The millennial generation – roughly made up of 18- to 34-year-olds – is still a group largely sought after by publishers. They are accused of not wanting to pay for anything, yet everyone seems to want to have a piece of their pie. And that makes sense because many of them are entering their key spending years.
Understanding millennials’ habits
There are ways of monetising on millennial publications. Take theSkimm, a daily email newsletter which tells the major news stories in an under five-minute read. It taps perfectly into the habits and media consumption of this particular generation. And, it makes money through sponsorships.
“They have an audience that is valuable to advertisers,” says Kevin Loker, Program Manager of the American Press Institute (API). TheSkimm is created by Danielle Weisberg and Carly Zakin, two millennial news junkies who started their careers at NBC News. In order to understand their behaviour you need to either be a millennial, or “employ them, and listen to them,” as recommended by the API.
The Norwegian experiment: ‘Date a politician’
In Norway they did just that. During their local elections last September, the newspaper Bergensavisen, in cooperation with public broadcaster NRK, hired four students between 18 and 22 in a bid to reach first-time voters. They were given the freedom to cover the elections in their own way.

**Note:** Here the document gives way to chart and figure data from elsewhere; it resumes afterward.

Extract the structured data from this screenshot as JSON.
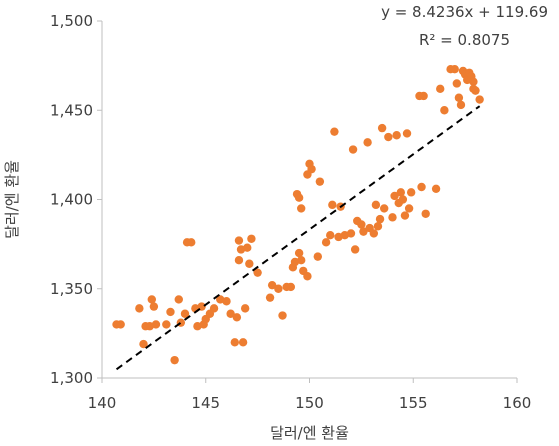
{
  "chart_data": {
    "type": "scatter",
    "title": "",
    "xlabel": "달러/엔 환율",
    "ylabel": "달러/엔 환율",
    "xlim": [
      140,
      160
    ],
    "ylim": [
      1300,
      1500
    ],
    "x_ticks": [
      140,
      145,
      150,
      155,
      160
    ],
    "y_ticks": [
      1300,
      1350,
      1400,
      1450,
      1500
    ],
    "x_tick_labels": [
      "140",
      "145",
      "150",
      "155",
      "160"
    ],
    "y_tick_labels": [
      "1,300",
      "1,350",
      "1,400",
      "1,450",
      "1,500"
    ],
    "grid": false,
    "legend": "none",
    "marker_color": "#ED7D31",
    "trendline": {
      "style": "dashed",
      "color": "#000000",
      "slope": 8.4236,
      "intercept": 119.69,
      "x_range": [
        140.7,
        158.2
      ],
      "equation_label": "y = 8.4236x + 119.69",
      "r2_label": "R² = 0.8075"
    },
    "series": [
      {
        "points": [
          [
            140.7,
            1330
          ],
          [
            140.9,
            1330
          ],
          [
            141.8,
            1339
          ],
          [
            142.0,
            1319
          ],
          [
            142.1,
            1329
          ],
          [
            142.3,
            1329
          ],
          [
            142.4,
            1344
          ],
          [
            142.5,
            1340
          ],
          [
            142.6,
            1330
          ],
          [
            143.1,
            1330
          ],
          [
            143.3,
            1337
          ],
          [
            143.5,
            1310
          ],
          [
            143.7,
            1344
          ],
          [
            143.8,
            1331
          ],
          [
            144.0,
            1336
          ],
          [
            144.1,
            1376
          ],
          [
            144.3,
            1376
          ],
          [
            144.5,
            1339
          ],
          [
            144.6,
            1329
          ],
          [
            144.8,
            1340
          ],
          [
            144.9,
            1330
          ],
          [
            145.0,
            1333
          ],
          [
            145.2,
            1336
          ],
          [
            145.4,
            1339
          ],
          [
            145.7,
            1344
          ],
          [
            146.0,
            1343
          ],
          [
            146.2,
            1336
          ],
          [
            146.4,
            1320
          ],
          [
            146.5,
            1334
          ],
          [
            146.6,
            1377
          ],
          [
            146.6,
            1366
          ],
          [
            146.7,
            1372
          ],
          [
            146.8,
            1320
          ],
          [
            146.9,
            1339
          ],
          [
            147.0,
            1373
          ],
          [
            147.1,
            1364
          ],
          [
            147.2,
            1378
          ],
          [
            147.5,
            1359
          ],
          [
            148.1,
            1345
          ],
          [
            148.2,
            1352
          ],
          [
            148.5,
            1350
          ],
          [
            148.7,
            1335
          ],
          [
            148.9,
            1351
          ],
          [
            149.1,
            1351
          ],
          [
            149.2,
            1362
          ],
          [
            149.3,
            1365
          ],
          [
            149.4,
            1403
          ],
          [
            149.5,
            1370
          ],
          [
            149.5,
            1401
          ],
          [
            149.6,
            1366
          ],
          [
            149.6,
            1395
          ],
          [
            149.7,
            1360
          ],
          [
            149.9,
            1357
          ],
          [
            149.9,
            1414
          ],
          [
            150.0,
            1420
          ],
          [
            150.1,
            1417
          ],
          [
            150.4,
            1368
          ],
          [
            150.5,
            1410
          ],
          [
            150.8,
            1376
          ],
          [
            151.0,
            1380
          ],
          [
            151.1,
            1397
          ],
          [
            151.2,
            1438
          ],
          [
            151.4,
            1379
          ],
          [
            151.5,
            1396
          ],
          [
            151.7,
            1380
          ],
          [
            152.0,
            1381
          ],
          [
            152.1,
            1428
          ],
          [
            152.2,
            1372
          ],
          [
            152.3,
            1388
          ],
          [
            152.5,
            1386
          ],
          [
            152.6,
            1382
          ],
          [
            152.8,
            1432
          ],
          [
            152.9,
            1384
          ],
          [
            153.1,
            1381
          ],
          [
            153.2,
            1397
          ],
          [
            153.3,
            1385
          ],
          [
            153.4,
            1389
          ],
          [
            153.5,
            1440
          ],
          [
            153.6,
            1395
          ],
          [
            153.8,
            1435
          ],
          [
            154.0,
            1390
          ],
          [
            154.1,
            1402
          ],
          [
            154.2,
            1436
          ],
          [
            154.3,
            1398
          ],
          [
            154.4,
            1404
          ],
          [
            154.5,
            1400
          ],
          [
            154.6,
            1391
          ],
          [
            154.7,
            1437
          ],
          [
            154.8,
            1395
          ],
          [
            154.9,
            1404
          ],
          [
            155.3,
            1458
          ],
          [
            155.4,
            1407
          ],
          [
            155.5,
            1458
          ],
          [
            155.6,
            1392
          ],
          [
            156.1,
            1406
          ],
          [
            156.3,
            1462
          ],
          [
            156.5,
            1450
          ],
          [
            156.8,
            1473
          ],
          [
            157.0,
            1473
          ],
          [
            157.1,
            1465
          ],
          [
            157.2,
            1457
          ],
          [
            157.3,
            1453
          ],
          [
            157.4,
            1472
          ],
          [
            157.5,
            1470
          ],
          [
            157.6,
            1467
          ],
          [
            157.7,
            1471
          ],
          [
            157.8,
            1469
          ],
          [
            157.9,
            1466
          ],
          [
            157.9,
            1462
          ],
          [
            158.0,
            1461
          ],
          [
            158.2,
            1456
          ]
        ]
      }
    ]
  }
}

Their unconventional approach was immediately apparent in the content they produced: this video below in which they “date” a politician, for example, was an intriguing way to find out more about the politicians’ personalities in an informal, human setting.

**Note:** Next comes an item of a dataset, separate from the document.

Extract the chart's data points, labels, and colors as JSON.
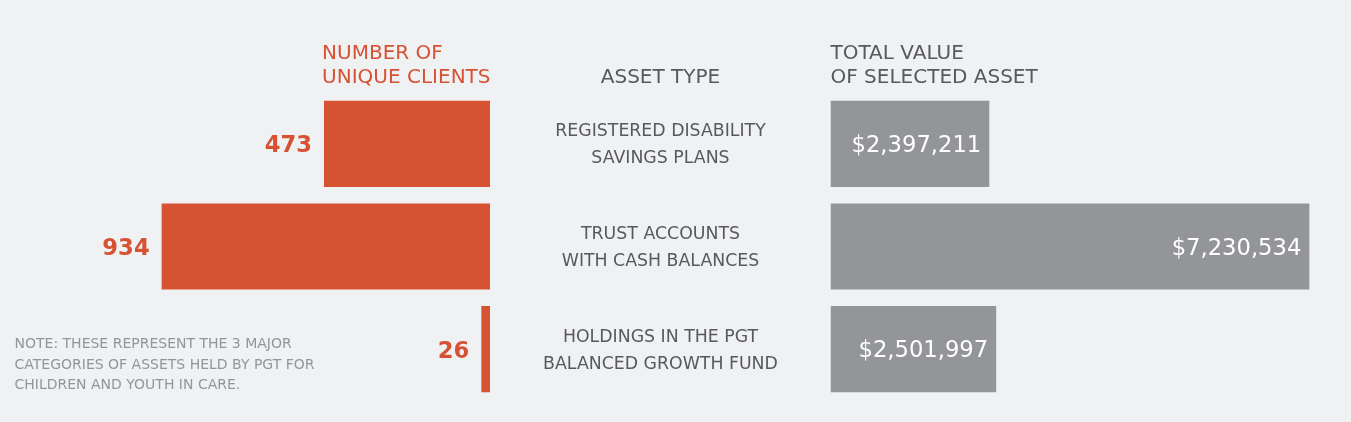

A quick glance at the items produced during this experiment also shows how millennials tend to choose more diverse sources. API says that in the US, the millennial generation is “more diverse than any other generation,” and therefore, this needs to be reflected in the newsroom.

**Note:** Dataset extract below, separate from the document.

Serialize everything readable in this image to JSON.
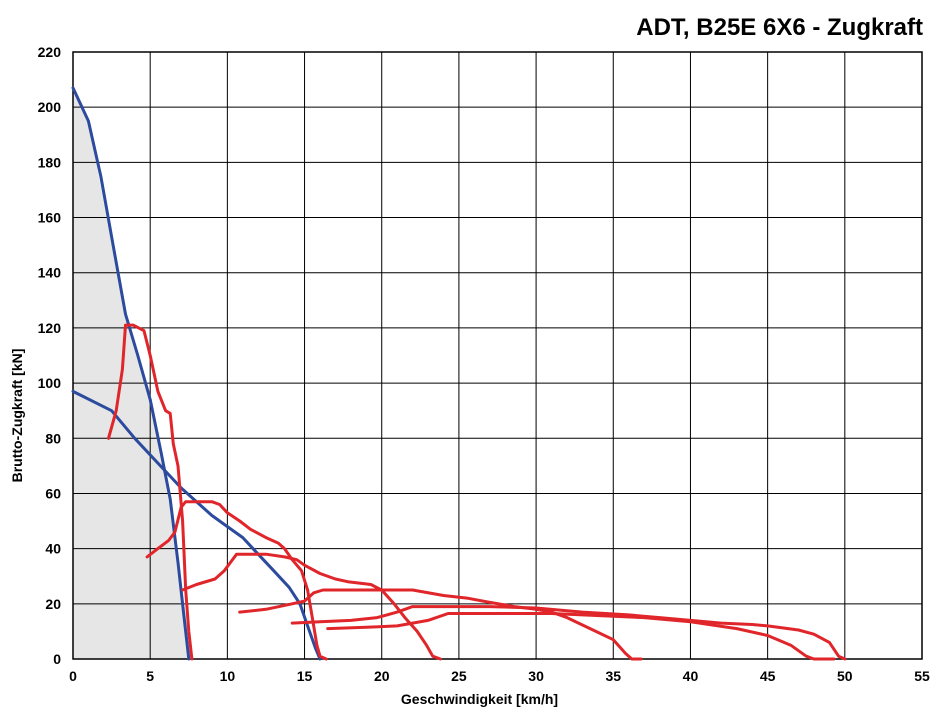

“They have a very direct approach,” said Anders Nyland, Editor-in-Chief at Bergensavisen. “They ask different questions, so they produce different stories than established journalists.”
The story matters, not the platform
Unsurprisingly, the four Norwegians made good use of social media. Their messages were notably short, take for example this 10-second video.
When it comes to reaching millennials, “you have to embrace not only their way of interacting with stories, but also their way of telling them,” says Anne Jacobsen, CEO of the Norwegian Media Centre. And by that she doesn’t mean chasing the latest platforms.
“They look for good stories, not the platform,” says Anne Jacobsen, CEO of the Norwegian Media Centre.
The point is to find new ways to tell stories. For example, telling them in partnership with the audience, providing services in the local communities that tap into the sharing economy or talking about what’s going on in the newsroom.
Senior editors & millennial journalists
Openness and transparency is something that appeals to this generation. “They share, they are open. They don’t have hierarchies normally, they relate very well to flat structures,” says Jacobsen, “it makes the whole setting different.”
Companies in other industries apply reverse mentoring schemes in which millennials coach baby boomers. These programs prove successful in bridging the gap between different generation. In a newsroom where diversity is crucial, you need senior journalists for their experience, combined with the new generation to adapt quickly to changing consumer behaviours.
Aditya Dhunna, a 22-year-old producer at the 24-hour English news channel NewX in India. He says that his job provides him with great opportunities at his age, but “the collaboration with senior editors is crucial.”